A Assembleia Legislativa do Estado do Rio DE Janeiro (Alerj) lançou, nesta quinta-feira (30/03), a Frente Parlamentar em Defesa da Implementação do Piso Nacional do Magistério na Educação Estadual e da Valorização dos Profissionais de Educação. No evento, o presidente da Frente, Flávio Serafini (PSOL), destacou que ela é composta por deputados de seis partidos diferentes, o que reforça a representatividade do colegiado.
O encontro contou ainda com a presença de entidades representativas da classe. O debate teve como foco central a importância de ser cumprida a Lei Federal que estabelece o piso salarial da categoria em R$ 4.420,36. Hoje, segundo informações dos integrantes da Frente, o piso dos professores estaduais está na metade deste valor.
Flávio Serafini destacou ainda que a criação da Frente em Defesa do Piso tem o objetivo não só de interceder junto ao Governo Estadual para que respeite o piso, mas também lutar pela valorização dos profissionais de educação.
“Nosso estado paga os mais baixos salários do país aos professores. Isso significa uma desvalorização do magistério e precarização da escola pública.
Hoje, portanto, o Parlamento dá um passo importante para romper com o ciclo de desvalorização do profissional de educação. A gente quer professor ganhando salário digno e com carreira estruturada. A gente quer que o conjunto dos profissionais de educação sejam valorizados” disse Serafini.

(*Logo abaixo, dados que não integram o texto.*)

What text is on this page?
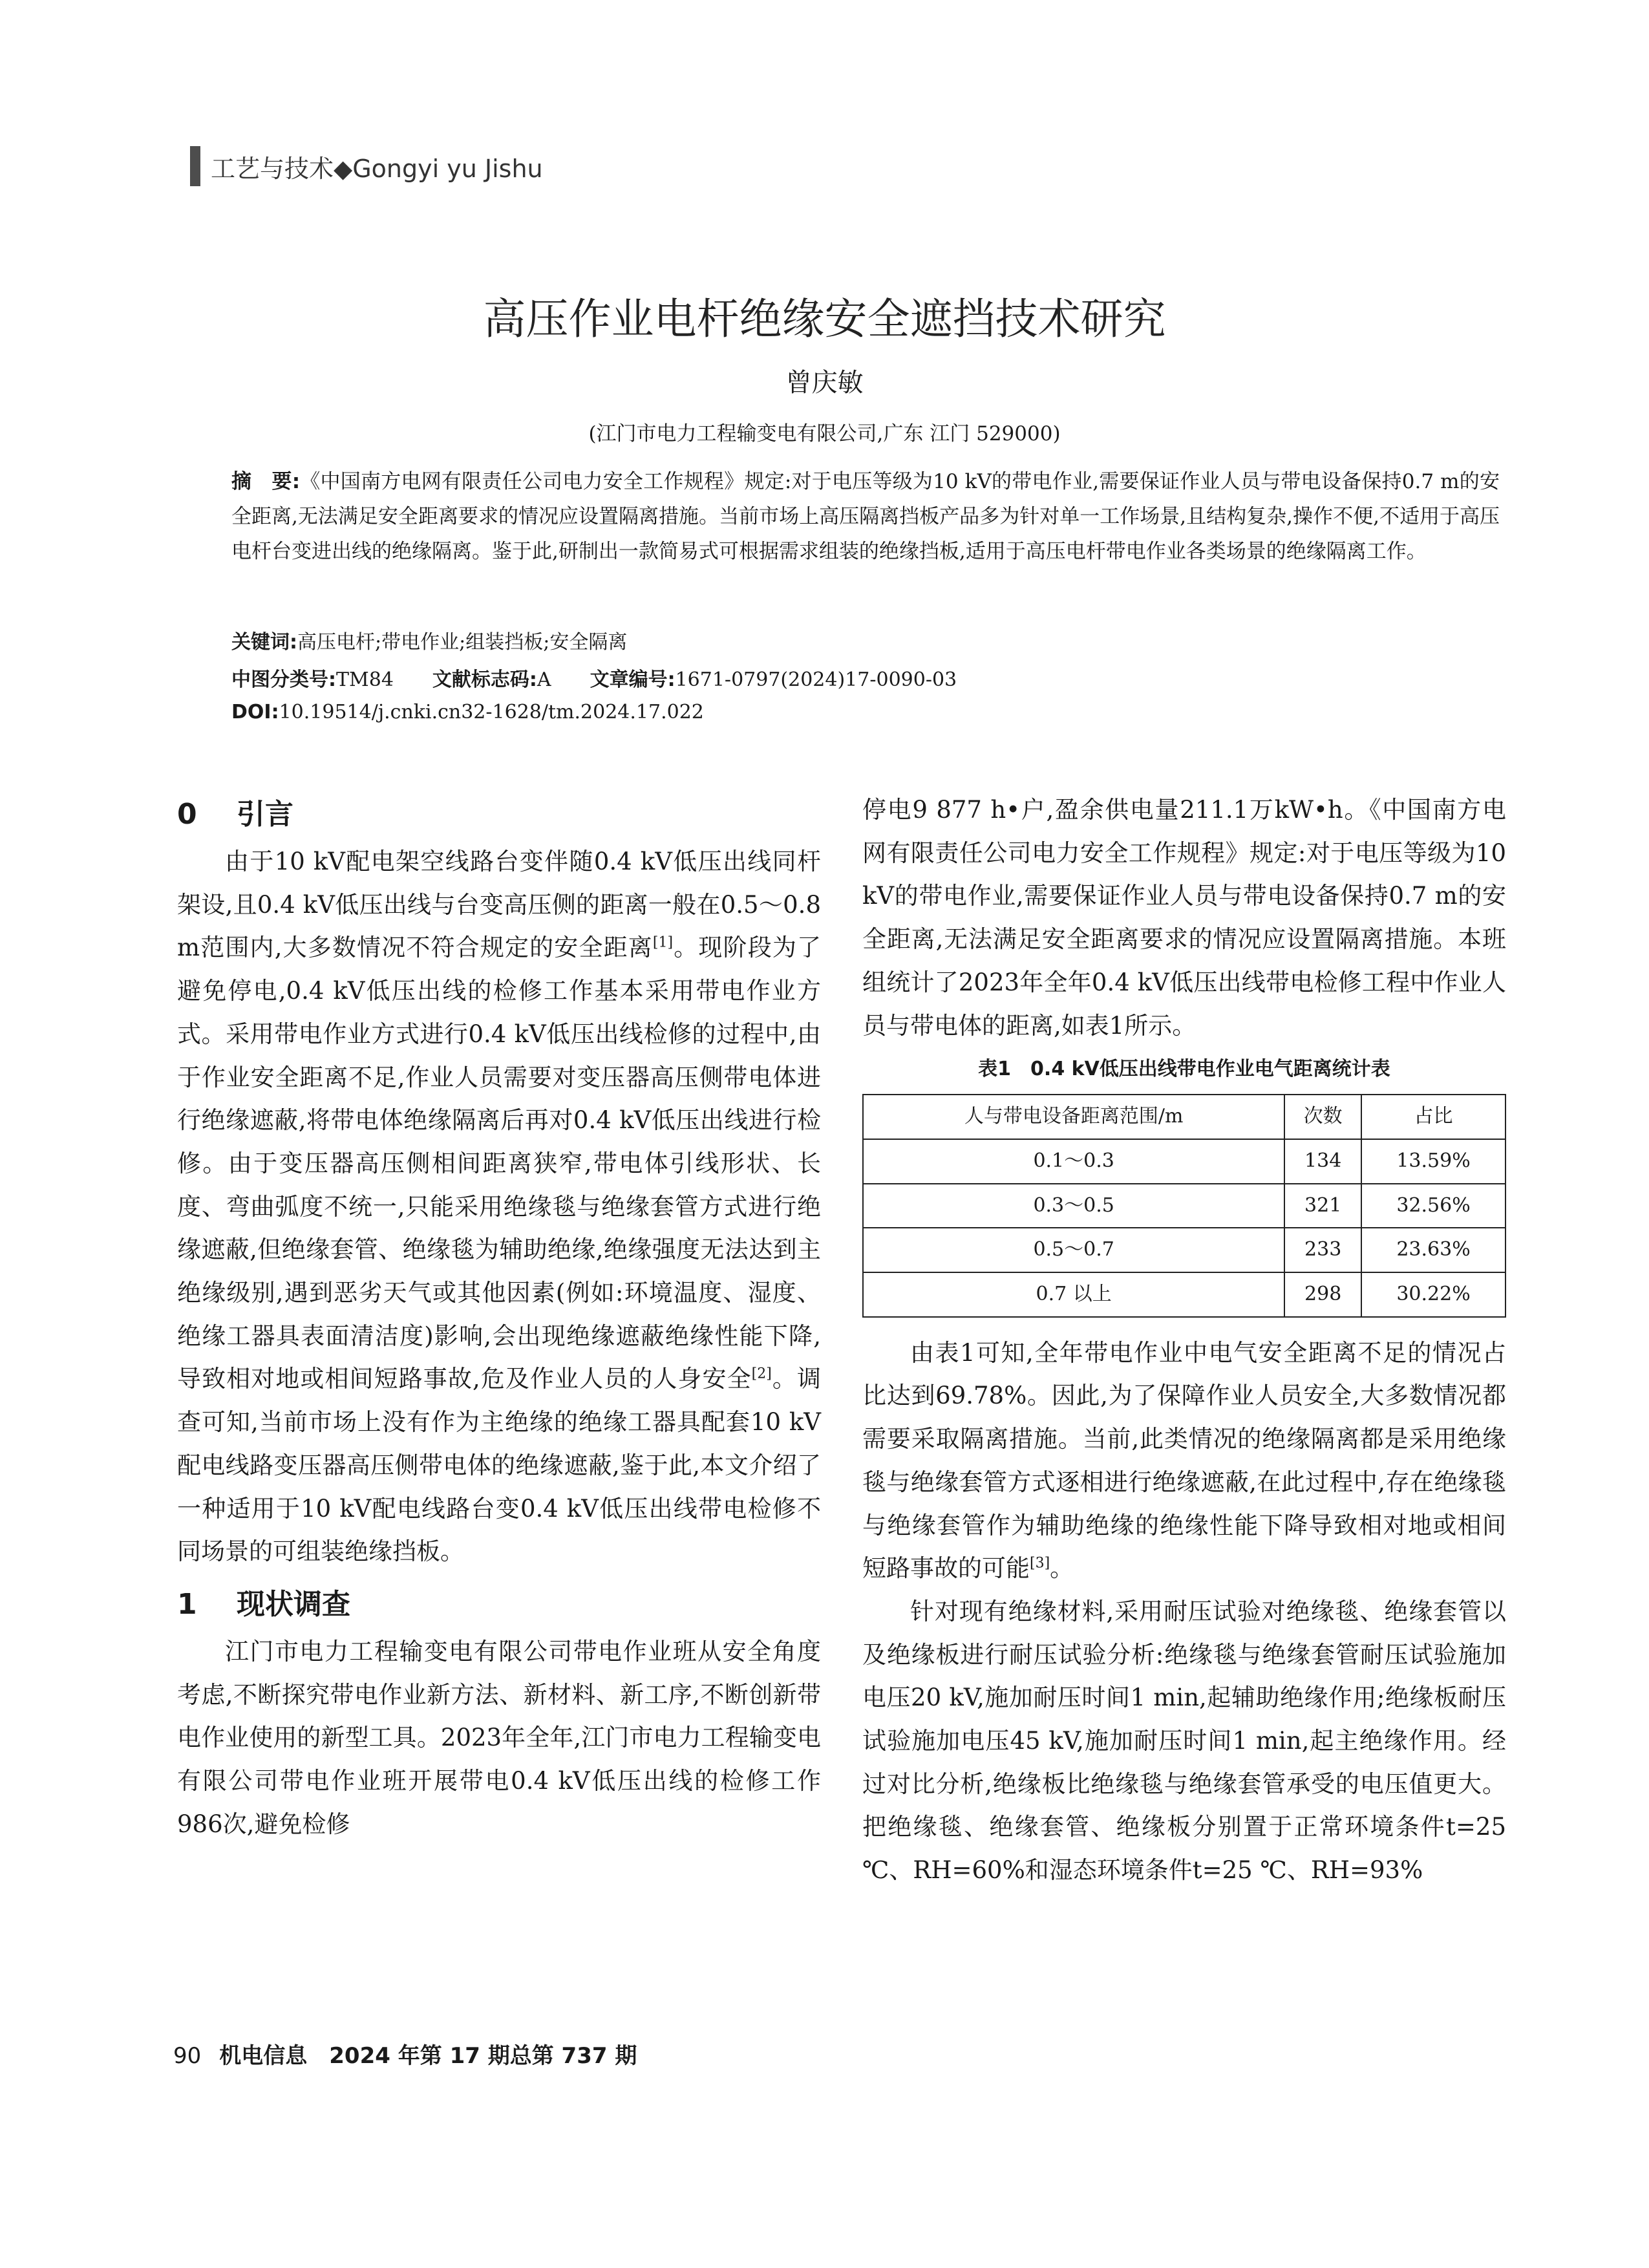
工艺与技术◆Gongyi yu Jishu
高压作业电杆绝缘安全遮挡技术研究
曾庆敏
(江门市电力工程输变电有限公司,广东 江门 529000)
摘　要:《中国南方电网有限责任公司电力安全工作规程》规定:对于电压等级为10 kV的带电作业,需要保证作业人员与带电设备保持0.7 m的安全距离,无法满足安全距离要求的情况应设置隔离措施。当前市场上高压隔离挡板产品多为针对单一工作场景,且结构复杂,操作不便,不适用于高压电杆台变进出线的绝缘隔离。鉴于此,研制出一款简易式可根据需求组装的绝缘挡板,适用于高压电杆带电作业各类场景的绝缘隔离工作。
关键词:高压电杆;带电作业;组装挡板;安全隔离
中图分类号:TM84 文献标志码:A 文章编号:1671-0797(2024)17-0090-03
DOI:10.19514/j.cnki.cn32-1628/tm.2024.17.022
0 引言

由于10 kV配电架空线路台变伴随0.4 kV低压出线同杆架设,且0.4 kV低压出线与台变高压侧的距离一般在0.5～0.8 m范围内,大多数情况不符合规定的安全距离[1]。现阶段为了避免停电,0.4 kV低压出线的检修工作基本采用带电作业方式。采用带电作业方式进行0.4 kV低压出线检修的过程中,由于作业安全距离不足,作业人员需要对变压器高压侧带电体进行绝缘遮蔽,将带电体绝缘隔离后再对0.4 kV低压出线进行检修。由于变压器高压侧相间距离狭窄,带电体引线形状、长度、弯曲弧度不统一,只能采用绝缘毯与绝缘套管方式进行绝缘遮蔽,但绝缘套管、绝缘毯为辅助绝缘,绝缘强度无法达到主绝缘级别,遇到恶劣天气或其他因素(例如:环境温度、湿度、绝缘工器具表面清洁度)影响,会出现绝缘遮蔽绝缘性能下降,导致相对地或相间短路事故,危及作业人员的人身安全[2]。调查可知,当前市场上没有作为主绝缘的绝缘工器具配套10 kV配电线路变压器高压侧带电体的绝缘遮蔽,鉴于此,本文介绍了一种适用于10 kV配电线路台变0.4 kV低压出线带电检修不同场景的可组装绝缘挡板。

1 现状调查

江门市电力工程输变电有限公司带电作业班从安全角度考虑,不断探究带电作业新方法、新材料、新工序,不断创新带电作业使用的新型工具。2023年全年,江门市电力工程输变电有限公司带电作业班开展带电0.4 kV低压出线的检修工作986次,避免检修

停电9 877 h•户,盈余供电量211.1万kW•h。《中国南方电网有限责任公司电力安全工作规程》规定:对于电压等级为10 kV的带电作业,需要保证作业人员与带电设备保持0.7 m的安全距离,无法满足安全距离要求的情况应设置隔离措施。本班组统计了2023年全年0.4 kV低压出线带电检修工程中作业人员与带电体的距离,如表1所示。

表1　0.4 kV低压出线带电作业电气距离统计表
人与带电设备距离范围/m	次数	占比
0.1～0.3	134	13.59%
0.3～0.5	321	32.56%
0.5～0.7	233	23.63%
0.7 以上	298	30.22%

由表1可知,全年带电作业中电气安全距离不足的情况占比达到69.78%。因此,为了保障作业人员安全,大多数情况都需要采取隔离措施。当前,此类情况的绝缘隔离都是采用绝缘毯与绝缘套管方式逐相进行绝缘遮蔽,在此过程中,存在绝缘毯与绝缘套管作为辅助绝缘的绝缘性能下降导致相对地或相间短路事故的可能[3]。

针对现有绝缘材料,采用耐压试验对绝缘毯、绝缘套管以及绝缘板进行耐压试验分析:绝缘毯与绝缘套管耐压试验施加电压20 kV,施加耐压时间1 min,起辅助绝缘作用;绝缘板耐压试验施加电压45 kV,施加耐压时间1 min,起主绝缘作用。经过对比分析,绝缘板比绝缘毯与绝缘套管承受的电压值更大。把绝缘毯、绝缘套管、绝缘板分别置于正常环境条件t=25 ℃、RH=60%和湿态环境条件t=25 ℃、RH=93%

90 机电信息　2024 年第 17 期总第 737 期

Já o deputado Carlos Minc (PSB) destacou que a criação da Frente é uma ferramenta importante para pressionar politicamente o governo a atender esta reivindicação da classe. A deputada Elika Takamoto (PT) reafirmou que o seu mandato prioriza uma educação de qualidade e que é preciso que o estado cumpra a Lei.
Diversas entidades de classe ligadas à educação estiveram presentes ao evento, bem como vereadores e outras autoridades. Para Duda Queiroga, da Confederação Nacional de Educação, o piso nacional do magistério é uma conquista do profissional brasileiro. “É preciso que além do piso, o profissional de educação tenha uma evolução salarial ao longo da carreira”, observou.
A deputada Dani Balbi (PC do B)destacou que o piso tem que ser o salário base e não pode ser pago na forma de abono, como algumas entidades da federação têm feito.
A Frente Parlamentar em Defesa do Piso do Magistério é composta também pelos deputados Sérgio Fernandes (PSD), Carlos Minc (PSB), Elika Takamoto (PT), Dani Balbi (PC do B), Luiz Paulo (PSD), Jari Oliveira (PSB), Andrezinho Ceciliano (PT), Verônica Lima (PT), Marta Rocha (PDT), Professor Josemar (PSOL), Yuri (PSOL) e Renata Souza (PSOL).
As informações são do site da Alerj.